Red Hat · Design system breakdown
Open-source enterprise design system battle-tested across the Red Hat product portfolio.
PatternFly began at Red Hat in 2014 as the design system for the OpenShift web console, then expanded to cover the broader Red Hat product portfolio (OpenShift, Ansible, RHEL web console, OpenStack). Its current iteration (PatternFly 5) is open-source on GitHub with a permissive license and continuous public roadmap.

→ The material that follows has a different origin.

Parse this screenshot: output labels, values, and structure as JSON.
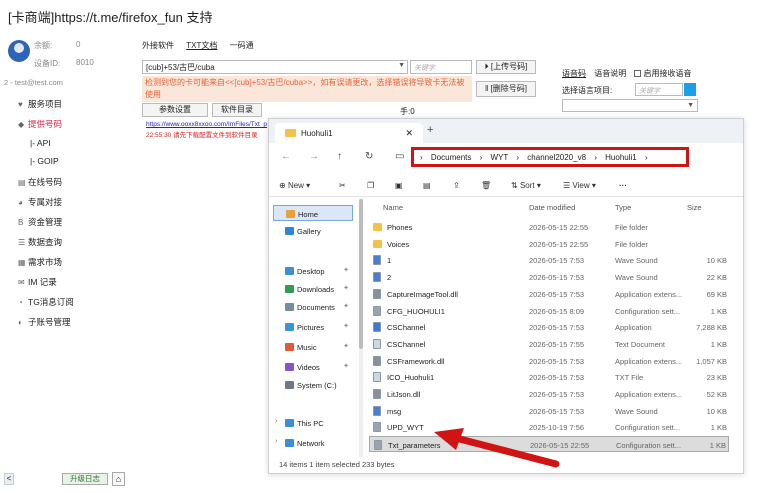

Red Hat's central design-systems team owns PatternFly; community contributions accepted through an extensive RFC process. The roadmap is public, the conversations happen in the open, and major version migrations are accompanied by codemods and migration guides.
| Token | Value | Role |
|---|---|---|
| color-brand | #06c | PatternFly blue, primary action |
| color-text | #151515 | Default body text |
| color-background | #fff | Default page surface |
| color-status-danger | #c9190b | Critical alerts |
| spacing-md | 16px | Default control spacing |
| shadow-sm | 0 0.0625rem 0.125rem rgba(3,3,3,.12) | Card elevation |
Token names and values are illustrative — refer to the system's official tokens reference for the canonical, current set.
If you're evaluating this system
Pick PatternFly if you're building enterprise console-grade tooling — Kubernetes, infrastructure management, complex dashboards. The breadth and depth are unmatched in open source. Don't pick it for consumer or content-led products.